The features of chest CT in COVID-19 pneumonia were summarized in previous studies [3, 13, 14], which included predominantly bilateral and multifocal involvement with a peripheral or posterior distribution. In initial CT, GGO was the main pattern in most patients, and consolidation superimposed on GGO was found in a smaller number of the elderly population, septal thickening(reticular and crazy paving pattern), bronchiectasis and bronchial wall thickening, pleural thickening, and subpleural curvilinear line, fibrosis was mainly in the later stages of the disease. Because these studies were cross-sectional at different stages in different patients, CT manifestations were diverse. It seemed to be difficult to understand and distinguish these features of CT findings. In fact, the aforementioned various CT features were the manifestation of COVID-19 pneumonia in different periods, which was well illustrated longitudinally in this study. In previous studies [15, 16] fibrosis was considered as a chest CT pattern in COVID-19 pneumonia. But in this longitudinal study, the lung opacities in 50% of patients disappeared completely in follow-up CT. If it was long enough to recover, the lung opacities would disappear completely. Therefore, without sufficient follow-up time, fibrosis cannot be considered as a CT pattern of COVID-19 pneumonia.

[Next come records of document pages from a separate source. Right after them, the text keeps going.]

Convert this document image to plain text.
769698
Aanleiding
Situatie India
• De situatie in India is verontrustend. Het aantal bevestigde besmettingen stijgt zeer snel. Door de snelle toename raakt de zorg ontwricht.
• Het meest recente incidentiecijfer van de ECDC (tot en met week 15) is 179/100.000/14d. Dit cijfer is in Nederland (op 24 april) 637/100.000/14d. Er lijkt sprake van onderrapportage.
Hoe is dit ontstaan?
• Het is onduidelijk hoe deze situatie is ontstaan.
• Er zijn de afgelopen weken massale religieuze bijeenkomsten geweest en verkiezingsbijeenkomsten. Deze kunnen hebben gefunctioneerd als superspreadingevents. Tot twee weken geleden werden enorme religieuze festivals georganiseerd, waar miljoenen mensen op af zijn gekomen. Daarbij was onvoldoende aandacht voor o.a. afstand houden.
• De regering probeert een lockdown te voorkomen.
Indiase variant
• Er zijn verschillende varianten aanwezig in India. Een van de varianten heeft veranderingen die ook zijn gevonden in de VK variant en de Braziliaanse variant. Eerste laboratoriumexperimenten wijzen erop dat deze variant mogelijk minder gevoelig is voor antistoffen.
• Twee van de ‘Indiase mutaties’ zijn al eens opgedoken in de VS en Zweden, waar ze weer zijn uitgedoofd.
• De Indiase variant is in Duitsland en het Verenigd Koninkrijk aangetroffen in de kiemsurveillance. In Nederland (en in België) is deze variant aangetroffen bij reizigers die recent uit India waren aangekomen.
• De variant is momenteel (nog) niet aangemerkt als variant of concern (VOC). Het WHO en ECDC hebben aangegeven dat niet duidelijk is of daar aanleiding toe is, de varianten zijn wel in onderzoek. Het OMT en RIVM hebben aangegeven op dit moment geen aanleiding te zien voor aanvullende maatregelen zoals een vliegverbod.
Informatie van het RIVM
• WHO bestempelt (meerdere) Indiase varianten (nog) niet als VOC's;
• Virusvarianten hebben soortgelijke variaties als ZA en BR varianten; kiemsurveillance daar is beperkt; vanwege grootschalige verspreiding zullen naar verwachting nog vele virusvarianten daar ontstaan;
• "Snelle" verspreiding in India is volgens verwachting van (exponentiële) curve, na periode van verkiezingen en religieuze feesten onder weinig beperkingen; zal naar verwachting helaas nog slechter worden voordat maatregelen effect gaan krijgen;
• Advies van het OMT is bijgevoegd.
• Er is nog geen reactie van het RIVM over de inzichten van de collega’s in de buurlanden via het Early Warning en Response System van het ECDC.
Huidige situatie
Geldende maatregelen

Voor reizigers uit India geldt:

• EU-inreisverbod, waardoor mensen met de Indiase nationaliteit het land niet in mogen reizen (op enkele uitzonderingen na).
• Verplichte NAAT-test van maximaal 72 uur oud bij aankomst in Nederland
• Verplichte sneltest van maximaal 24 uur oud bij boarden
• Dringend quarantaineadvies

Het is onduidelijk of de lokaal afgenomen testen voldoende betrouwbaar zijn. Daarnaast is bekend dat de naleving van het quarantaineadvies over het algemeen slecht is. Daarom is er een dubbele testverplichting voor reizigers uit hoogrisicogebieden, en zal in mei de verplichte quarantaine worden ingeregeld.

A multinational consensus [5] had been issued on the role of chest imaging in the management of COVID-19 pneumonia patients. Imaging is not indicated for asymptomatic and mild feature patients, while imaging is indicated for patients with moderate to severe features and worsening respiratory status. In this study, the evolution process of lung abnormality in chest CT was presented in moderate to severe patients, which is helpful for physicians to know well the stage of the illness. In addition to chest CT, the patient’s clinical characteristics must be considered in the management of COVID-19 pneumonia. The results showed that mean and maximum CT score were not correlated with the length of fever and hospitalization. Except for the length of fever and hospitalization, some clinical characteristics were not recorded regularly in some patients in this retrospective study. So we just listed baseline clinical characteristics at admission, the dynamic evolution of clinical characteristics, and the relationship between clinical characteristics and CT findings were not been analyzed.

There were several limitations to our study. First, the sample size was small. There were no new cases in these two hospitals until we submitted. Second, the asymptomatic, mild patients and the dead were excluded due to the inclusion criteria. Third, the follow-up time was inconsistent, and some patients needed longer follow-up to assess the lung opacities absorption. Fourth, the correlation between dynamic evolution of clinical characteristics and CT findings had not been analyzed.

In conclusion, the distribution and pattern of lung opacities in chest CT has certain characteristics and there are corresponding CT findings at a different stage in COVID-19 pneumonia. The dynamic evolution of CT manifestation in COVID-19 pneumonia followed a specific pattern over time.